Calculating Abundances, Raw Counts, and Rarefying Raw Counts
BackCalculation.Rmd
In specific instances, users may want to generate datasets with
abundances or raw counts of organisms. At this time, the
getInvertData()
function does not inherently provide for
these types of data. However, sample abundances and raw counts can be
back-calculated from density values (see Figure 2 in the “Getting
Started” vignette). This vignette provides the code for this back
calculation, as well as code to rarefy count data.
Read in the necessary packages and generate the invertebrate density dataset.
library(tidyverse); library(finsyncR)
##Generate invertebrate dataset
i2 <- getInvertData( dataType = "density",
taxonLevel = "Mixed",
taxonFix = "lump",
agency = c("USGS","EPA"),
lifestage = FALSE,
rarefy = F,
sharedTaxa = F,
seed = 0,
boatableStreams = T)
Since density is sample abundance / Area sampled, we can calculate sample abundance by multiplying density values by the area sampled.
i2_Abundance <- i2 %>%
mutate(across(.cols = !(Agency:Gen_ID_Prop),
~ . * AreaSampTot_m2))
Then, since sample abundance is Raw Count * (1 / Proportion of the
sample identified [PropID
]), we can calculate raw count
values by multiplying sample abundance values by PropID
(proportion of the sample identified). Here we include the
round()
function, because of rounding in the calculation of
density, many raw count values are not integers. So, including
round()
provides the integer value of the raw counts.
i2_RawCount <- i2_Abundance %>%
mutate(across(.cols = !(Agency:Gen_ID_Prop),
~ round(. * PropID,0)))
Following the generation of raw counts for the dataset, users can
generate rarefies count data.
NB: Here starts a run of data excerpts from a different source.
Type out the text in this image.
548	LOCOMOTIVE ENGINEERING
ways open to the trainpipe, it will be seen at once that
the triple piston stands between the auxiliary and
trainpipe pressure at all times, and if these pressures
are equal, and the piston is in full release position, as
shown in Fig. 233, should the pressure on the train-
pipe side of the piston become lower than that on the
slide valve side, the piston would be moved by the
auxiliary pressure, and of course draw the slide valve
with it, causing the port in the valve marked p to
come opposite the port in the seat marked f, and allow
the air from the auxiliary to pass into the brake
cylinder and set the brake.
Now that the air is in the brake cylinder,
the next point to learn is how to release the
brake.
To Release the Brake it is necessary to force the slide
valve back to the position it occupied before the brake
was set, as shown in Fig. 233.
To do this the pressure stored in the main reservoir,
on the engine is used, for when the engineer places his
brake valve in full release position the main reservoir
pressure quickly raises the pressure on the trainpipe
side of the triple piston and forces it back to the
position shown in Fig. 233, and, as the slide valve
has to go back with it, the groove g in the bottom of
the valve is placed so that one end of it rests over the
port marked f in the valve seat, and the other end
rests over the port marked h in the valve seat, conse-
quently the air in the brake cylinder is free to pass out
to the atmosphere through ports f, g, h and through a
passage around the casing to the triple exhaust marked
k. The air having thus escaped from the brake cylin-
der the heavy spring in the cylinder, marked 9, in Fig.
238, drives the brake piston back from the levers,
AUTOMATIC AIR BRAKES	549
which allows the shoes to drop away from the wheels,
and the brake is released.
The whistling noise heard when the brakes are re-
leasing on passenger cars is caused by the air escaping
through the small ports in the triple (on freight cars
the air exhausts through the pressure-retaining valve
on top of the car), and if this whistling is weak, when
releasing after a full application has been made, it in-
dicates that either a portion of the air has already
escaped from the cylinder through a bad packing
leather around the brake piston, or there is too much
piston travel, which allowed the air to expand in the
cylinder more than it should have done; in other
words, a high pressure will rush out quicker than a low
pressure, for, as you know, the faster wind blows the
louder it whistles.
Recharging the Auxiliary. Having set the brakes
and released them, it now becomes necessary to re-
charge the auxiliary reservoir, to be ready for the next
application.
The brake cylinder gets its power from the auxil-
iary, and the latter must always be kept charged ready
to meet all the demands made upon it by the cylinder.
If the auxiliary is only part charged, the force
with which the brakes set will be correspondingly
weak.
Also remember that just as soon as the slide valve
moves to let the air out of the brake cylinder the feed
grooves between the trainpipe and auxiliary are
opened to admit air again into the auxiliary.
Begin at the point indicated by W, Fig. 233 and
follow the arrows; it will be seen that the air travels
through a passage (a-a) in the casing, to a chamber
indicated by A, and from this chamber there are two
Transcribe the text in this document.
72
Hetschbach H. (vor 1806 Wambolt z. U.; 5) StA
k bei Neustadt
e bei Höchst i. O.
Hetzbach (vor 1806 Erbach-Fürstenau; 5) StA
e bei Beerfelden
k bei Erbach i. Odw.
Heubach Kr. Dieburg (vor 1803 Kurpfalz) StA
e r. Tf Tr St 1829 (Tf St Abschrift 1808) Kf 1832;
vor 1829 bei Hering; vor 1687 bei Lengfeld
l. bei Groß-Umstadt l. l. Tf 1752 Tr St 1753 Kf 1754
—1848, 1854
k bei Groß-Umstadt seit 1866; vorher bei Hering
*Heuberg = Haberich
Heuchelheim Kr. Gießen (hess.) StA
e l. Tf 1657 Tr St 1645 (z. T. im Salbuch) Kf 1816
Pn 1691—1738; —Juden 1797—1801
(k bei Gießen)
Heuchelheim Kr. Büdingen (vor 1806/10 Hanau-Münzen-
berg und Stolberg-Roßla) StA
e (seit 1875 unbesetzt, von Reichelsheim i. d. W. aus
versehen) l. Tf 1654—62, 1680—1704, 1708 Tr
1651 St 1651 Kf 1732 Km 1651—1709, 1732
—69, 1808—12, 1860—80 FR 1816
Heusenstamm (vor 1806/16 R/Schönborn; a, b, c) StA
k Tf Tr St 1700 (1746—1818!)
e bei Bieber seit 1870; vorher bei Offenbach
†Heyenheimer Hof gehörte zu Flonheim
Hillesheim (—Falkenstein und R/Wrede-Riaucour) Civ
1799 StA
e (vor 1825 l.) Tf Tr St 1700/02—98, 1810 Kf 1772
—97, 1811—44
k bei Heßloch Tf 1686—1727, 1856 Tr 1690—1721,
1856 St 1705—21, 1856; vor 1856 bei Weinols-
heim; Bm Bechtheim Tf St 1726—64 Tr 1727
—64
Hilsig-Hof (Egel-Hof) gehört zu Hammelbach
Notes on specific portions of the code are
provided. Two importance pieces of information to note: 1) The following
code should only be used when taxonLevel = "Mixed"
, because
this is the only way to ensure that no specimen are dropped within a
sample. 2) The following code will take considerable time to complete,
as there are 16,579,059 rows of unique taxa within samples in the full
dataset. It is estimated that for the full dataset, the code will take
~30 minutes to rarefy counts.
##users can specify the rarefaction level
rarefyCount = 300
##set seed for consistent output
set.seed(1)
##run the code to rarefy raw counts to the "rarefyCount" level
i2_RarefiedRawCount <- i2_RawCount %>%
#change to long format for ease
pivot_longer(cols = !(Agency:Gen_ID_Prop),
values_to = "RawCount",
names_to = "Taxa") %>%
group_by(across(Agency:Gen_ID_Prop)) %>%
#calculate sample specimen counts
mutate(SampleCount = sum(RawCount)) %>%
ungroup() %>%
#remove all samples with few than rarefyCount specimen
filter(SampleCount >= rarefyCount) %>%
dplyr::select(-SampleCount) %>%
group_by(across(Agency:Taxa)) %>%
#for each taxa within a sample, make RawCount number of replicate rows,
#such that the number of specimen for a given taxa is represented by a row of data
dplyr::slice(rep(1:dplyr::n(), times=RawCount)) %>%
dplyr::ungroup() %>%
dplyr::group_by(across(Agency:Gen_ID_Prop)) %>%
#for each sample, randomly select rarefyCount number of rows
dplyr::slice_sample(n = rarefyCount, replace = FALSE) %>%
dplyr::ungroup() %>%
group_by(across(Agency:Taxa)) %>%
#for each taxa within a sample, generate the new rarefied counts (number of
#rows after resampling)
dplyr::mutate(RawCount = n()) %>%
#slice to just 1 row of data for each taxa within a sample, as the RawCounts
#now contain the rarefied counts
dplyr::slice(1) %>%
dplyr::ungroup() %>%
#pivot back to a wide format and fill in NAs with 0s
pivot_wider(id_cols = Agency:Gen_ID_Prop,
names_from = "Taxa",
values_from = "RawCount",
values_fill = 0)